Au-travers de cette question adressée à ses disciples et qu’Il nous adresse encore aujourd’hui, Jésus désire susciter en nous la foi, cette foi qui va se saisir des paroles que Dieu nous donne. Ces messages ont pour but de vous apporter une connaissance supplémentaire sur la personne de Jésus-Christ, afin de susciter la foi dans vos cœurs et afin que le Seigneur puisse se révéler davantage dans votre vie. Il n’y a rien de plus grand, de plus merveilleux que de connaître Jésus-Christ. La connaissance de Jésus-Christ est la source de toutes les bénédictions. Plus nous connaîtrons Jésus, plus notre foi sera affermie et plus nous pourrons surmonter les épreuves.

Nous allons nous attarder sur un des titres donnés à la personne du Christ. Ceux qui portent des titres sont généralement des personnes importantes, éminentes. Nous croyons que Jésus porte les plus beaux des titres. Quels titres peut-on donc donner à Jésus ? Pour certains, Jésus est le Christ, pour d’autres Il est le Fils de Dieu. Pour d’autres encore, Jésus est Seigneur, Il est Sauveur. Ce sont des titres importants dans la Parole de Dieu. Ils décrivent de manière complémentaire qui est Jésus-Christ de Nazareth.

Nous allons cependant commencer par un des titres fondamentaux de Jésus, qui ne vient pourtant pas tout de suite à l’esprit : Jésus est notre Prophète. Il est le Prophète de notre Dieu. Voici les paroles de Moïse à ce sujet : « L’Eternel me dit : Ce qu’ils ont dit est bien. Je leur susciterai du milieu de leurs frères un prophète comme toi, je mettrai mes paroles dans sa bouche, et il leur dira tout ce que je lui commanderai. Et si quelqu’un n’écoute pas mes paroles qu’il dira en mon nom, c’est moi qui lui en demanderai compte. » (Deut.18/17-19)
Tout au long de l’Histoire d’Israël, il y a eu une succession d’hommes de Dieu, de prophètes, de prophétesses, qui ont parlé de la part du Seigneur. Puis il y a eu un temps où les prophètes ont cessé de se manifester. Le dernier des prophètes de l’Ancien Testament est Malachie, il est appelé le sceau des Ecritures. Entre Malachie et Jésus-Christ, il y a plus de quatre siècles. Pendant ces quatre siècles, le peuple espérait dans l’accomplissement de la prophétie de Moïse. Le peuple soupirait après la Parole de Dieu. Pendant ces quatre siècles, le pays avait été plus ou moins bien gouverné, parfois même par des rois d’origine étrangère comme Hérode qui était un Iduméen, un Edomite. La classe sacerdotale pour sa part était largement corrompue. La détresse dans le peuple d’Israël était grande, au point que certains se retiraient dans les déserts, espérant y trouver le Seigneur. Le peuple soupirait après la venue d’un homme choisi de Dieu pour apporter sa parole.

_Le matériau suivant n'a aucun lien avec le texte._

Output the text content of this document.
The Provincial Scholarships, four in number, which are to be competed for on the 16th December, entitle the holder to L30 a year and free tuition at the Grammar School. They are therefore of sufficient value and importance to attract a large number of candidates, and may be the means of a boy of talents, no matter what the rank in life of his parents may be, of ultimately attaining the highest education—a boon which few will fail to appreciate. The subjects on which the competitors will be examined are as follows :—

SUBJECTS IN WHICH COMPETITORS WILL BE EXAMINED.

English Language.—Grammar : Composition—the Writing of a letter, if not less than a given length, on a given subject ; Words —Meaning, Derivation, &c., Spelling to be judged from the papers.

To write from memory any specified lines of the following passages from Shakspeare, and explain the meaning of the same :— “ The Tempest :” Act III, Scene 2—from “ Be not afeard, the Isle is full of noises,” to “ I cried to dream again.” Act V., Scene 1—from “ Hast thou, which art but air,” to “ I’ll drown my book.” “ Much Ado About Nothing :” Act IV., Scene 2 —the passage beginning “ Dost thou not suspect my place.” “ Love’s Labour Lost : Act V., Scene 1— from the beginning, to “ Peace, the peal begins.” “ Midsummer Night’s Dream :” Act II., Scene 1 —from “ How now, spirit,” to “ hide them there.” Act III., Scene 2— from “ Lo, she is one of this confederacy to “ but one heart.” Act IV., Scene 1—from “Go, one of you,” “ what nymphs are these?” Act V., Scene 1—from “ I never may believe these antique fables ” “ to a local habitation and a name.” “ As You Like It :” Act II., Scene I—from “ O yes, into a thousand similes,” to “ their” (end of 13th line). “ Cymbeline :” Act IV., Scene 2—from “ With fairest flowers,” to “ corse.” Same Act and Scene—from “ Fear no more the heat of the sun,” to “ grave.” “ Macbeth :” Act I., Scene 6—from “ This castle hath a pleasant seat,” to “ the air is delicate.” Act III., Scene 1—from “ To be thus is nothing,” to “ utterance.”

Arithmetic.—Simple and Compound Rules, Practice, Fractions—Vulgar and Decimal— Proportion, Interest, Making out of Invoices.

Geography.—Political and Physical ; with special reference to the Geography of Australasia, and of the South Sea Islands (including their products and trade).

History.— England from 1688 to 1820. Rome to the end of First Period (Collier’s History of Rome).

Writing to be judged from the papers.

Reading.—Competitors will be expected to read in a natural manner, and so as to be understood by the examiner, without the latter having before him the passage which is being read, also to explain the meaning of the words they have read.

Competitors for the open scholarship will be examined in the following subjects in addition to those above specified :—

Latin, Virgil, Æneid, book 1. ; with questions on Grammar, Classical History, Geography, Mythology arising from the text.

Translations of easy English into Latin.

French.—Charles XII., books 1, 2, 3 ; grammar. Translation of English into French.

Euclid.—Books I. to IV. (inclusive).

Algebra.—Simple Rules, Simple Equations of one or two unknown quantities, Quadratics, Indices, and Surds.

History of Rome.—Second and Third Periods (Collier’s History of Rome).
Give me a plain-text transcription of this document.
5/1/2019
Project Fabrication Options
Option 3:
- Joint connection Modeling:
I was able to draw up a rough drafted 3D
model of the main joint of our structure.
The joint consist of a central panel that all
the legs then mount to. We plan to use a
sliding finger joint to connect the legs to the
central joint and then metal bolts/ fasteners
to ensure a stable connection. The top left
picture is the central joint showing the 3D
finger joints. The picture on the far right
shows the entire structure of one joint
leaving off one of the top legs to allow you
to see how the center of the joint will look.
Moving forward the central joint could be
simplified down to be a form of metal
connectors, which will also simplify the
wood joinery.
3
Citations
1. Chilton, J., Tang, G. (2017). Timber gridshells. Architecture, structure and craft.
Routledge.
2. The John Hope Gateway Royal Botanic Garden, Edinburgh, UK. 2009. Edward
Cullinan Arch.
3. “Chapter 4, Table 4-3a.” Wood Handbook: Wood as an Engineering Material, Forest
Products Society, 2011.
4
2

C’est alors que Jean-Baptiste parut et commença à parler de la part du Seigneur. Son message était clair : « Repentez-vous, et faites-vous baptiser pour le pardon de vos péchés » Les hommes venaient à lui et l’écoutaient à cause de la puissance de son message. À la question, « Es-tu Elie ? », « Es-tu le Prophète ? » il répondit : « Non, je ne suis pas Elie. Non, je ne suis pas le Prophète. » Quelques temps après Jean-Baptiste, un autre homme parut, Jésus de Nazareth. Jean-Baptiste le désigna comme l’Agneau de Dieu, celui qui ôte le péché du monde. A partir de ce moment-là certains disciples de Jean-Baptiste, notamment Jean et André, commencèrent à suivre Jésus.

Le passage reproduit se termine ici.